1. The Colts will win the AFC South.
2. If Dwight Freeney records 8 or more sacks this year, the Colts will win the Super Bowl. If he doesn't, they won't.
3. Tom Brady's touchdown production will drop to 28, as defenses take away the deep lob to Randy Moss.
4. The Chargers won't be as good as people think as the league starts to realize that Phil Rivers isn't actually a very good QB.
5. New England's 'Eff You' touchdowns from last season are gone, but not forgotten. Look for opponents to eschew taking an knee when they get a lead in the fourth quarter.
6. The Pack will dramatically underperform as Aaron Rodgers finishes with more picks than TD passes.
7. Jerry Porter and Troy Williamson won't combine for as much production as Reggie Wayne.
8. Tony Dungy will retire from football after this season. We'll cry like little girls.
9. David Garrard's QB rating will drop at least 20 points as the Jaguars struggle to finish .500.
10. Rumors that Wayne Weaver is selling the Jags to owners who plan to move them to LA will get louder.
11. Mario Williams will take a major step backward and fails to reach 10 sacks.
12. Lendale White's playing time in Tennessee will shrink to almost invisible levels.
13. Al Davis beats the rush to sign the "Olympic Hero who might wind up in the NFL". His signing of Michael Phelps has disastrous consequences for everyone involved.
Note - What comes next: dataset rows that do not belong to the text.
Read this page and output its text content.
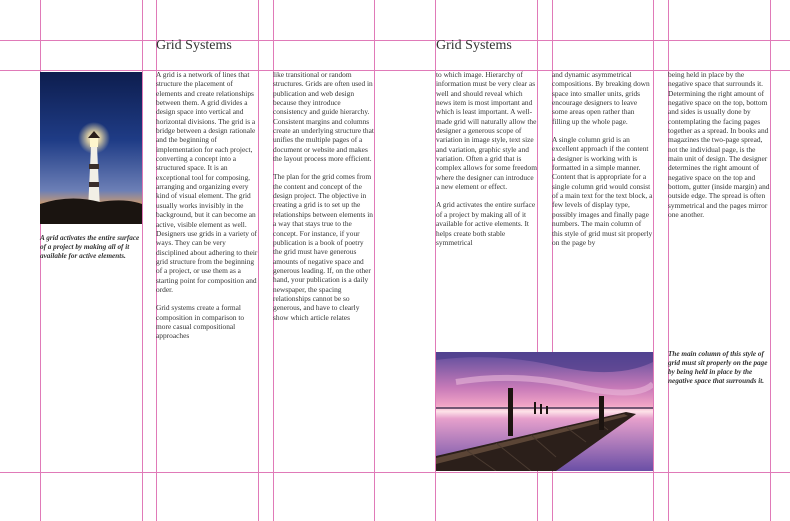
Grid Systems	Grid Systems
A grid activates the entire surface of a project by making all of it available for active elements.

A grid is a network of lines that structure the placement of elements and create relationships between them. A grid divides a design space into vertical and horizontal divisions. The grid is a bridge between a design rationale and the beginning of implementation for each project, converting a concept into a structured space. It is an exceptional tool for composing, arranging and organizing every kind of visual element. The grid usually works invisibly in the background, but it can become an active, visible element as well. Designers use grids in a variety of ways. They can be very disciplined about adhering to their grid structure from the beginning of a project, or use them as a starting point for composition and order.

Grid systems create a formal composition in comparison to more casual compositional approaches

like transitional or random structures. Grids are often used in publication and web design because they introduce consistency and guide hierarchy. Consistent margins and columns create an underlying structure that unifies the multiple pages of a document or website and makes the layout process more efficient.

The plan for the grid comes from the content and concept of the design project. The objective in creating a grid is to set up the relationships between elements in a way that stays true to the concept. For instance, if your publication is a book of poetry the grid must have generous amounts of negative space and generous leading. If, on the other hand, your publication is a daily newspaper, the spacing relationships cannot be so generous, and have to clearly show which article relates

to which image. Hierarchy of information must be very clear as well and should reveal which news item is most important and which is least important. A well-made grid will naturally allow the designer a generous scope of variation in image style, text size and variation, graphic style and variation. Often a grid that is complex allows for some freedom where the designer can introduce a new element or effect.

A grid activates the entire surface of a project by making all of it available for active elements. It helps create both stable symmetrical

and dynamic asymmetrical compositions. By breaking down space into smaller units, grids encourage designers to leave some areas open rather than filling up the whole page.

A single column grid is an excellent approach if the content a designer is working with is formatted in a simple manner. Content that is appropriate for a single column grid would consist of a main text for the text block, a few levels of display type, possibly images and finally page numbers. The main column of this style of grid must sit properly on the page by

being held in place by the negative space that surrounds it. Determining the right amount of negative space on the top, bottom and sides is usually done by contemplating the facing pages together as a spread. In books and magazines the two-page spread, not the individual page, is the main unit of design. The designer determines the right amount of negative space on the top and bottom, gutter (inside margin) and outside edge. The spread is often symmetrical and the pages mirror one another.

The main column of this style of grid must sit properly on the page by being held in place by the negative space that surrounds it.
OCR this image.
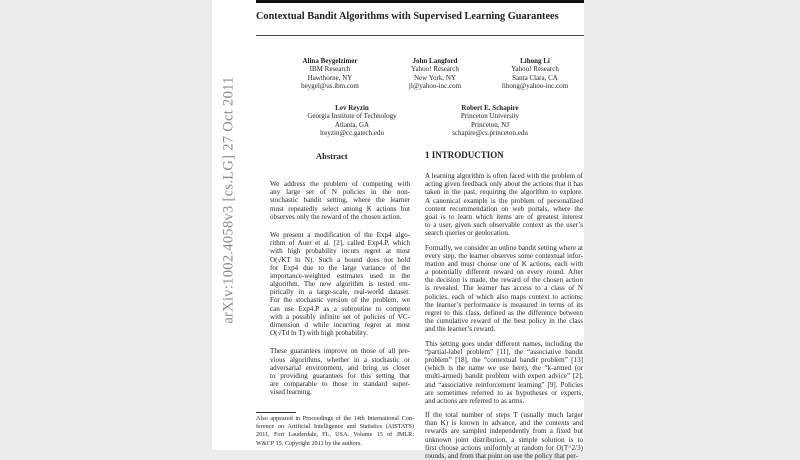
arXiv:1002.4058v3 [cs.LG] 27 Oct 2011
Contextual Bandit Algorithms with Supervised Learning Guarantees
Alina Beygelzimer
IBM Research
Hawthorne, NY
beygel@us.ibm.com
John Langford
Yahoo! Research
New York, NY
jl@yahoo-inc.com
Lihong Li
Yahoo! Research
Santa Clara, CA
lihong@yahoo-inc.com
Lev Reyzin
Georgia Institute of Technology
Atlanta, GA
lreyzin@cc.gatech.edu
Robert E. Schapire
Princeton University
Princeton, NJ
schapire@cs.princeton.edu
Abstract	1 INTRODUCTION
We address the problem of competing with
any large set of N policies in the non-
stochastic bandit setting, where the learner
must repeatedly select among K actions but
observes only the reward of the chosen action.
We present a modification of the Exp4 algo-
rithm of Auer et al. [2], called Exp4.P, which
with high probability incurs regret at most
O(√KT ln N). Such a bound does not hold
for Exp4 due to the large variance of the
importance-weighted estimates used in the
algorithm. The new algorithm is tested em-
pirically in a large-scale, real-world dataset.
For the stochastic version of the problem, we
can use Exp4.P as a subroutine to compete
with a possibly infinite set of policies of VC-
dimension d while incurring regret at most
O(√Td ln T) with high probability.
These guarantees improve on those of all pre-
vious algorithms, whether in a stochastic or
adversarial environment, and bring us closer
to providing guarantees for this setting that
are comparable to those in standard super-
vised learning.
A learning algorithm is often faced with the problem of
acting given feedback only about the actions that it has
taken in the past, requiring the algorithm to explore.
A canonical example is the problem of personalized
content recommendation on web portals, where the
goal is to learn which items are of greatest interest
to a user, given such observable context as the user’s
search queries or geolocation.
Formally, we consider an online bandit setting where at
every step, the learner observes some contextual infor-
mation and must choose one of K actions, each with
a potentially different reward on every round. After
the decision is made, the reward of the chosen action
is revealed. The learner has access to a class of N
policies, each of which also maps context to actions;
the learner’s performance is measured in terms of its
regret to this class, defined as the difference between
the cumulative reward of the best policy in the class
and the learner’s reward.
This setting goes under different names, including the
“partial-label problem” [11], the “associative bandit
problem” [18], the “contextual bandit problem” [13]
(which is the name we use here), the “k-armed (or
multi-armed) bandit problem with expert advice” [2],
and “associative reinforcement learning” [9]. Policies
are sometimes referred to as hypotheses or experts,
and actions are referred to as arms.
If the total number of steps T (usually much larger
than K) is known in advance, and the contexts and
rewards are sampled independently from a fixed but
unknown joint distribution, a simple solution is to
first choose actions uniformly at random for O(T^2/3)
rounds, and from that point on use the policy that per-
Also appeared in Proceedings of the 14th International Con-
ference on Artificial Intelligence and Statistics (AISTATS)
2011, Fort Lauderdale, FL, USA. Volume 15 of JMLR:
W&CP 15. Copyright 2011 by the authors.
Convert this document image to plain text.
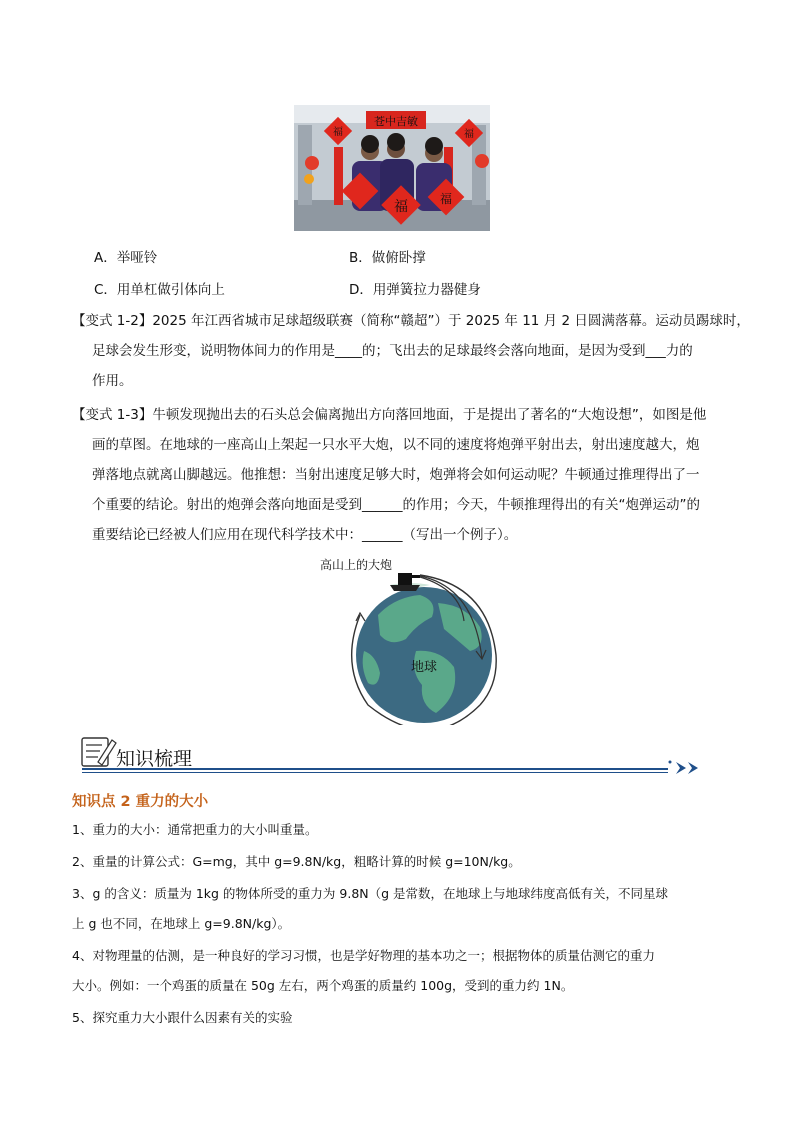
苍中吉敏
福	福
福	福
A．举哑铃	B．做俯卧撑
C．用单杠做引体向上	D．用弹簧拉力器健身
【变式 1-2】2025 年江西省城市足球超级联赛（简称“赣超”）于 2025 年 11 月 2 日圆满落幕。运动员踢球时，
足球会发生形变，说明物体间力的作用是____的；飞出去的足球最终会落向地面，是因为受到___力的
作用。
【变式 1-3】牛顿发现抛出去的石头总会偏离抛出方向落回地面，于是提出了著名的“大炮设想”，如图是他
画的草图。在地球的一座高山上架起一只水平大炮，以不同的速度将炮弹平射出去，射出速度越大，炮
弹落地点就离山脚越远。他推想：当射出速度足够大时，炮弹将会如何运动呢？牛顿通过推理得出了一
个重要的结论。射出的炮弹会落向地面是受到______的作用；今天，牛顿推理得出的有关“炮弹运动”的
重要结论已经被人们应用在现代科学技术中：______（写出一个例子）。
高山上的大炮
地球
知识梳理
知识点 2 重力的大小
1、重力的大小：通常把重力的大小叫重量。
2、重量的计算公式：G=mg，其中 g=9.8N/kg，粗略计算的时候 g=10N/kg。
3、g 的含义：质量为 1kg 的物体所受的重力为 9.8N（g 是常数，在地球上与地球纬度高低有关，不同星球
上 g 也不同，在地球上 g=9.8N/kg）。
4、对物理量的估测，是一种良好的学习习惯，也是学好物理的基本功之一；根据物体的质量估测它的重力
大小。例如：一个鸡蛋的质量在 50g 左右，两个鸡蛋的质量约 100g，受到的重力约 1N。
5、探究重力大小跟什么因素有关的实验
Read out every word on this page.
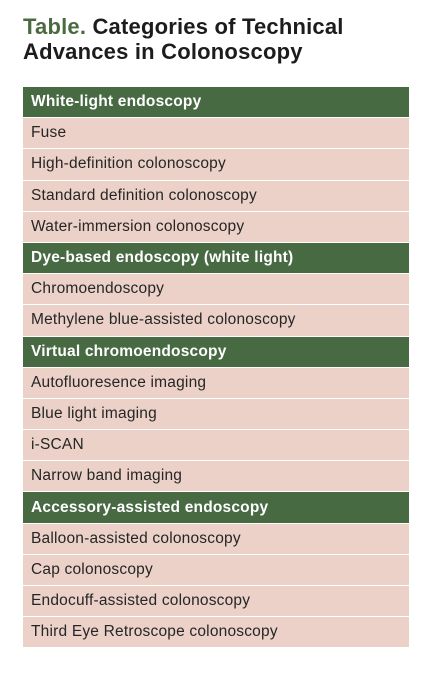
Table. Categories of Technical Advances in Colonoscopy
White-light endoscopy
Fuse
High-definition colonoscopy
Standard definition colonoscopy
Water-immersion colonoscopy
Dye-based endoscopy (white light)
Chromoendoscopy
Methylene blue-assisted colonoscopy
Virtual chromoendoscopy
Autofluoresence imaging
Blue light imaging
i-SCAN
Narrow band imaging
Accessory-assisted endoscopy
Balloon-assisted colonoscopy
Cap colonoscopy
Endocuff-assisted colonoscopy
Third Eye Retroscope colonoscopy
14. The Jets will win 10 games and make the playoffs with Favre.
15. At some point early in the season the Indy defenders will motion for the crowd to get loud, only to be let down by the muffled din emitted from the Lucas Oil crowd. Ironically, Bill Polian will respond to this disaster by actually piping in crowd noise; thus the hero lives long enough to see himself become the villian.
16. The Colts will outperform their Pythagorean win total by at least 1 game. They will win at least 11 games.
17. The improvement of Anthony Gonzalez coupled with the revamped running game will have experts declaring by midseason this to be the best Colts offense ever.
18. Marvin Lewis will change Chad Ocho Cinco's jersey number to #86, just to be an ass.